We don’t need to have orange, red and yellow leaves to make a fall weekend in the woods magnificent.

They do contribute, to be sure, but our lush green pines and the dignified trunks and branches of trees that have already dropped their leaves combine to create a landscape of transition, an environment that’s morphing between the abundance of summer and the tenacious survival through winter.

The forest continues to pulse with energy as wildlife migrates or digs in, vegetation conserves its energy and water flows and sustains it all.

Our Prescott forests enchant us throughout the year, attracting hordes of “forest bathers,” but here are some of the spots where the gravitational pull of fall is especially captivating.


Lynx Lake Recreation Trail — This easy 2-mile loop, half of it paved and wheelchair-accessible, lets everyone get in on the joy of seeing its aspens turn to gold, forming a bright line between the limpid lake and the ponderosas towering above them. It’s easy to get to as well, just 2.5 miles down Walker Road from state Highway 69.

Spruce Mountain — Farther south on Walker Road near Groom Creek, this peak’s huge stands of Gambel oak ensure lots of gorgeous fall color and a more challenging hike, with two superb trails leading you toward the summit. The 9-mile Groom Creek Loop No. 307 is the most-used and has a few more “luxuries,” while the 3-mile (one way) Smith Ravine Trail No. 297 is reachable from the Lynx Lake Recreation Area and passes through even more oaks. Use unpaved Spruce Mountain Road at the east end of the trail for the last 1.4 miles to reach the summit.


Goldwater Lake — This beloved alpine lake off of Senator Highway, 4 miles south of Prescott, has fishing docks and is stocked with rainbow trout, largemouth bass, sunfish, channel catfish and crayfish, along with amenities like a picnic area, playground and boat ramp. Kayaks, canoes and boats with electric motors are allowed.

Willow and Watson lakes — These are more known for the color of their granite boulders than their fall color, but they both have wooded areas along their shoreline, breathtaking vistas and are stocked with rainbow trout, largemouth bass, sunfish, channel catfish, crayfish and crappie.

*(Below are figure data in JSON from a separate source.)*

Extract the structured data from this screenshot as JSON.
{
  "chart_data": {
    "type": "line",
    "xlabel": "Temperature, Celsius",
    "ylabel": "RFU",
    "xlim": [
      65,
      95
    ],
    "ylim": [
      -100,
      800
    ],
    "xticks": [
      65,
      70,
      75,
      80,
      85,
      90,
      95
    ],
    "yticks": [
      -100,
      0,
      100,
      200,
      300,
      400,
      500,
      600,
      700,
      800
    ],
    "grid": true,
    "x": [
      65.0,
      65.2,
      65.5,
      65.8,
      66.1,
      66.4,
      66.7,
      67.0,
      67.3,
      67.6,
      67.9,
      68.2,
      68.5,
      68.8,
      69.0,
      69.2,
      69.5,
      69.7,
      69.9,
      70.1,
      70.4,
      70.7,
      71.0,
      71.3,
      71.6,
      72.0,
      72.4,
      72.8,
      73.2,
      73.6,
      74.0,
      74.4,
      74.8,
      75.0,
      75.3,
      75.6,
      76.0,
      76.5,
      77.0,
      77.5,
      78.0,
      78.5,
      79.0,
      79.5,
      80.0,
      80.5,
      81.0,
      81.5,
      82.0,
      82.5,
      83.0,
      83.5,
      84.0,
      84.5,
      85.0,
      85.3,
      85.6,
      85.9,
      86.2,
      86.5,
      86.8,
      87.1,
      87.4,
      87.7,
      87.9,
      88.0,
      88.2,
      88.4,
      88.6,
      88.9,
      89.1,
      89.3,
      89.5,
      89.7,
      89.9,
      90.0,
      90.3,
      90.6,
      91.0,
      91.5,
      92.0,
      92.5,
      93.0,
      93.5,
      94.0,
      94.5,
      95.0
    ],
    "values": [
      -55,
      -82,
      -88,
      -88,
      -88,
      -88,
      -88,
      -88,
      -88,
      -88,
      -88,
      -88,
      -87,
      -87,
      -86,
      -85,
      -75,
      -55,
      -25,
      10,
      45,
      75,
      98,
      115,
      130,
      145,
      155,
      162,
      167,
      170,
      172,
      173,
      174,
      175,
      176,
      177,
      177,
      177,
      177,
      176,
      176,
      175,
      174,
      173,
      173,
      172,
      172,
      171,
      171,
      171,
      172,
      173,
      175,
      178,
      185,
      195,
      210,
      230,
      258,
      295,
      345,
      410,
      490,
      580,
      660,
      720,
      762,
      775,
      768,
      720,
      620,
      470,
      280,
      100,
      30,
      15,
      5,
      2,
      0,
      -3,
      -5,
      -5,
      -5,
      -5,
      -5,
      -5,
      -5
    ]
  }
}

White Spar Campground — Options narrow after Oct. 31, when Prescott National Forest closes large campgrounds at Lynx Lake and Groom Creek for the winter and scales back services to others, but those that remain open can be invigorating portals to autumnal woodlands. White Spar’s location in a forest of pines, oaks, manzanitas and more at the gateway to state Highway 89’s hairpin drive down to Wilhoit makes it an ideal base for autumnal adventures that’ll leave you with tons of photos and even more vivid memories.